I have struggle some over the past several months in regards to the BC Supreme Court on the McIvor case.It is all a matter of interpation what the out come of the decision was.The ruling was that 6(1)(a) and 6(1)(c) have no force and affect giving parliment 1 year to amend the Indian act therefore if not done all 6(1)(a) and 6(1)(c) will lose there status.As well there are many who feel that having status will give them their culture back.Culture is not defined by the Indian Act nor has the right to define who is an Indian according to sections within the Indian Act.It appals me that one would go to the Government and the courts to define who they are as an individaul as well define who is an Indian and who is not an Indian.It is my opinion the McIvor case BC ruling was an end that does not justify the means. I feel that it just reverts back on the Government to get ride of Indians as history shows. I may be alone in my opinion however I have always been a person who has not confromed nor given in to get somthing back in return. Karen McKay-Starr

15 Lorraine Manson 09.16.09 at 12:07 pm

I am from the K.I.B.my grandmother was a McIvor Also. I am so pleased with all the work you have done to get so farin what you have done.I,m sure everyone appreciates it so very much.I know its been alot of hard work and late nights.It is going to help so many people.

Thank You So Very Much

16 ralph paul, chief erfn 10.20.09 at 10:28 am

The europeans that came to our country have the legal concept that translates as, Yes, we are all equal, BUT some of us are more equal than others.

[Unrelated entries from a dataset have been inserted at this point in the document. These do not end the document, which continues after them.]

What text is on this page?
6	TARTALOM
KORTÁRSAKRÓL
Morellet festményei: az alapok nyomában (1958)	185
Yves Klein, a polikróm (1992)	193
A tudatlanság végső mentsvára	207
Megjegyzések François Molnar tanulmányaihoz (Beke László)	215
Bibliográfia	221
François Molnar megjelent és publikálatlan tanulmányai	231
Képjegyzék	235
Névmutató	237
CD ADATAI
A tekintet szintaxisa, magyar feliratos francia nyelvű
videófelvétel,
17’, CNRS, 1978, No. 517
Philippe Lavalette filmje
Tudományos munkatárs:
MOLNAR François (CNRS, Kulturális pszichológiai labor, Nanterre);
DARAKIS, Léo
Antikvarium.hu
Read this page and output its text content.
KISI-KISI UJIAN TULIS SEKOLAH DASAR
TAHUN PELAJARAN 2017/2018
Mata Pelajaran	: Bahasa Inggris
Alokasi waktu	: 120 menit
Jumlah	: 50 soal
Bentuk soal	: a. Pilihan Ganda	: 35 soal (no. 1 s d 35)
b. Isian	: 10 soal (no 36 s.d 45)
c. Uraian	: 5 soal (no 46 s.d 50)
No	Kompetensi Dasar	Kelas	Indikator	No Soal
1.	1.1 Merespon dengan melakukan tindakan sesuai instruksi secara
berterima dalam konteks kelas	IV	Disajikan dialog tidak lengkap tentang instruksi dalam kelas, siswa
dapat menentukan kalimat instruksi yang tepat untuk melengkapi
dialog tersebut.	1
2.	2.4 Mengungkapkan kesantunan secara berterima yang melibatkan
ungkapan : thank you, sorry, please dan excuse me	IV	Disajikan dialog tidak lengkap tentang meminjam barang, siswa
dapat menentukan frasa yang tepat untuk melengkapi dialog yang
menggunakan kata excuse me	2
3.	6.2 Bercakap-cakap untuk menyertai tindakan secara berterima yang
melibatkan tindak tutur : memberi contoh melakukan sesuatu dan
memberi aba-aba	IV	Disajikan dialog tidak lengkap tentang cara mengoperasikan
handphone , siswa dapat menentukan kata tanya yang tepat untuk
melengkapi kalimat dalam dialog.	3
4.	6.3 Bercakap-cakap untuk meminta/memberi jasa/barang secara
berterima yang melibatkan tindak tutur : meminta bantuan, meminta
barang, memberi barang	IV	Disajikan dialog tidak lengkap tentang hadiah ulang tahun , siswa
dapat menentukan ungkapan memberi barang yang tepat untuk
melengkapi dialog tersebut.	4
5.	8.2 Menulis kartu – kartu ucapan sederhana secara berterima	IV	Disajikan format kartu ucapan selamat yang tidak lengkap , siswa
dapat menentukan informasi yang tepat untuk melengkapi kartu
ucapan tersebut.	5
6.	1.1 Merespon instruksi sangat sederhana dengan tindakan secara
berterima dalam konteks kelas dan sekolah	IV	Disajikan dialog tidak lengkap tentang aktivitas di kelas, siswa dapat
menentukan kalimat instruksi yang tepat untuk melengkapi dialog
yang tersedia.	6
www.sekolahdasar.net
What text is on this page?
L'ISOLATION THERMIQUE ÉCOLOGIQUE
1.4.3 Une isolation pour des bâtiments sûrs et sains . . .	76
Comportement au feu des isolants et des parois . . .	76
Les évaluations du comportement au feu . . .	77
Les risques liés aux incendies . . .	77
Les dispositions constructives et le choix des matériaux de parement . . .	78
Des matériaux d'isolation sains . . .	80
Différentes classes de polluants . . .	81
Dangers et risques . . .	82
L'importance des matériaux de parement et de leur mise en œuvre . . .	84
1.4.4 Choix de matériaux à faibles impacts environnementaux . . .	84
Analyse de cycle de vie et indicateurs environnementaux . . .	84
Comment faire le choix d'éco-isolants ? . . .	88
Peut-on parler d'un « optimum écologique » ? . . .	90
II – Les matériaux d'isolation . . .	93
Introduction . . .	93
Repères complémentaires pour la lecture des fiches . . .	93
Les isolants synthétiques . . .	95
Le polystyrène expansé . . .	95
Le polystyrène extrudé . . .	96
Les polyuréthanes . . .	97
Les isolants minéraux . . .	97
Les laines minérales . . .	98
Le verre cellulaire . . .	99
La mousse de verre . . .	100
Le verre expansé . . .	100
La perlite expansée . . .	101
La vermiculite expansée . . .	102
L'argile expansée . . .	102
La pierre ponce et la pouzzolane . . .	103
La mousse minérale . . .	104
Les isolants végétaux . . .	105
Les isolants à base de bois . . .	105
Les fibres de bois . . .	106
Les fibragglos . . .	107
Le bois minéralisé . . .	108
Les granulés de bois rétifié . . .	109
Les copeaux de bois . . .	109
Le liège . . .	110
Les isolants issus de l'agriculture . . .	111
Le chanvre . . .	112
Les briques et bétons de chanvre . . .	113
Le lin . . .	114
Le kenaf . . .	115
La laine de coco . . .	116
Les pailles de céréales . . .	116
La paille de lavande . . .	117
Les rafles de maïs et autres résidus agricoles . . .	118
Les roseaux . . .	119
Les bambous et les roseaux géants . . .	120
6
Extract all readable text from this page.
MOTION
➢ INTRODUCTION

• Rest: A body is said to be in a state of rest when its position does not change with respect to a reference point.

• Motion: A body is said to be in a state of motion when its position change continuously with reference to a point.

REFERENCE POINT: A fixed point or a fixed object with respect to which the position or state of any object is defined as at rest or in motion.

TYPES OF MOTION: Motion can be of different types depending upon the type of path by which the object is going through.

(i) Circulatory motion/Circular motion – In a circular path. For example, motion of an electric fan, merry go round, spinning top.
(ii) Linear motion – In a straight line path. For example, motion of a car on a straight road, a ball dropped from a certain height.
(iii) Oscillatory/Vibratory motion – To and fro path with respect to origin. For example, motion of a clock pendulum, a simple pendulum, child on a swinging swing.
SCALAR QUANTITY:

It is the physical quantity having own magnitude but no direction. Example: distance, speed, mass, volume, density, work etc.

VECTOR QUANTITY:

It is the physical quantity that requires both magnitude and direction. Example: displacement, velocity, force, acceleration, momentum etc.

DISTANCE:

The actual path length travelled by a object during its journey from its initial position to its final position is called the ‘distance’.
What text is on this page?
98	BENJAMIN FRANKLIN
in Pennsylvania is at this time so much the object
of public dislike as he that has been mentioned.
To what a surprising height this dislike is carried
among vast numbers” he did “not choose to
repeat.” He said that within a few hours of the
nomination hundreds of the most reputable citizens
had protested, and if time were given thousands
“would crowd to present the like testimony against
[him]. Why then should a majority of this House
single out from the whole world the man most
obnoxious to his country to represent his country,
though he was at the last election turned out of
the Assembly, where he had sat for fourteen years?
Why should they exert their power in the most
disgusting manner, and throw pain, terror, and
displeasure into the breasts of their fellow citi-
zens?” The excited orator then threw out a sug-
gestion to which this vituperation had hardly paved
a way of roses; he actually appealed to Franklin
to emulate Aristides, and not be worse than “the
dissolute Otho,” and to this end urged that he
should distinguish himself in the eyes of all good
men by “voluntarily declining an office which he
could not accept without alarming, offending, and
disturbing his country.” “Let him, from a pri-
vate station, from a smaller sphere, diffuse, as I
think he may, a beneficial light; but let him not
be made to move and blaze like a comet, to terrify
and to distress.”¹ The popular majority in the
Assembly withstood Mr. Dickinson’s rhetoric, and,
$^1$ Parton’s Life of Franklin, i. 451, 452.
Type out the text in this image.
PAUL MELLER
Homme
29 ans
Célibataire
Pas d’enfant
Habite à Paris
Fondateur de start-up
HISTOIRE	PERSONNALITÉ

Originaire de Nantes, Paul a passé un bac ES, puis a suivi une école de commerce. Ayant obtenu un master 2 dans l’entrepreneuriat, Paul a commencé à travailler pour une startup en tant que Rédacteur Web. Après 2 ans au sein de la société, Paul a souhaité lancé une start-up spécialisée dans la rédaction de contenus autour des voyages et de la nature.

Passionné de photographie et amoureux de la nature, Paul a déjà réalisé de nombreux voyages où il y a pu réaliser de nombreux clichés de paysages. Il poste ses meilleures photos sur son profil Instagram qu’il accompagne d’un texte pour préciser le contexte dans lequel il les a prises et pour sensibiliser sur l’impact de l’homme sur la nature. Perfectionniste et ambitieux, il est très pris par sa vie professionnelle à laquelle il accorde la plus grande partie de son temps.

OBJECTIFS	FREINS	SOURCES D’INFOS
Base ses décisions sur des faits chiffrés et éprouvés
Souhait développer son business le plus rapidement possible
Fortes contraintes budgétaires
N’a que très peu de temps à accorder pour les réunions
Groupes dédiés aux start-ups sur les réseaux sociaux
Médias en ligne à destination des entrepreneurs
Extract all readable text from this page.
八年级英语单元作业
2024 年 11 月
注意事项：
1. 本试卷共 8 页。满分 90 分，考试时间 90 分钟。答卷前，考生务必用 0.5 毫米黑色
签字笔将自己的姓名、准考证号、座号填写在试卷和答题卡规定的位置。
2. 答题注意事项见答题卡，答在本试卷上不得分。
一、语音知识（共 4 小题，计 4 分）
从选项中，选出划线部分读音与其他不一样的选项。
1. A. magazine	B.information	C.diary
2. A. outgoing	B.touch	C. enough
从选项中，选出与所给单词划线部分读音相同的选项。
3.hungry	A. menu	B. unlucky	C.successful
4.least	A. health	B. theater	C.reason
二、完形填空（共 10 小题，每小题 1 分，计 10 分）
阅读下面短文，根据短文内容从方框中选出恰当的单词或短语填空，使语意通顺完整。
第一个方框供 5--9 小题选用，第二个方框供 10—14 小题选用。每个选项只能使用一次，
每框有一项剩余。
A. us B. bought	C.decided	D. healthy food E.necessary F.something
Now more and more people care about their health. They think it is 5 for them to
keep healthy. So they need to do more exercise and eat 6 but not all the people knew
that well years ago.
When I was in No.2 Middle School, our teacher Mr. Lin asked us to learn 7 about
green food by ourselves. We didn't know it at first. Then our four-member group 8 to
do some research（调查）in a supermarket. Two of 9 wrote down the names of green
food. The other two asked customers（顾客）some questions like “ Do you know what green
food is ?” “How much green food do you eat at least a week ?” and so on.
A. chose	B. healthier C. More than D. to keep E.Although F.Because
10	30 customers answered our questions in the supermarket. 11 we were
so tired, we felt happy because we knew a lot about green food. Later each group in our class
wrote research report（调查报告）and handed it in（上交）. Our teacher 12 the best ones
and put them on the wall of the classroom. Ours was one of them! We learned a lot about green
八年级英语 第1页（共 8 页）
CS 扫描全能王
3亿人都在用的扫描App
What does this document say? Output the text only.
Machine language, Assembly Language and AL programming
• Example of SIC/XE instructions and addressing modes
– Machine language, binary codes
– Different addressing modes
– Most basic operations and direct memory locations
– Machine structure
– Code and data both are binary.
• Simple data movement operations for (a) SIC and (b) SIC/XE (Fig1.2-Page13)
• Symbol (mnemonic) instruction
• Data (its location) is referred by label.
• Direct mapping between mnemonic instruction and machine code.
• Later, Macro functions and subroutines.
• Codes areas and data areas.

My son, age 32 is a 6(1)(a) like I am, but his sister, born May 14, 1985 is considered a 6(2). The mom is a non-aboriginal. Today, my son and I have no status, but my daughter is till an Indian classified under 6(2). Equality?? What equality??

When we allow others to decide for us who is, in my case, a Dene or Indian, we will lose again. The government does not look at us as people, but only numbers. If they allow us to decide who is an Indian, we will have too many Indians, and they don’t want us to be too many as there is strength in numbers. Also, their budget would sky rocket, and definitely they don’t want that.

17 Jessica 01.25.10 at 8:40 pm

I am waiting and looking forward to what our future will bring us. My mother is a 6(2) status and my father is non-native. I have been raised on the reserve every summer of my life and my Grandmother has instilled Anishnabe in me. There are several others who live in the city and live the average Canadian way and are entitled to status. Some of them having no desire or knowledge of an inch of Native land and culture. If my mother passes, I will lose my right to enjoy future summers on the reserve that I’ve been raised to love and show my children what my Grandmother has shown me.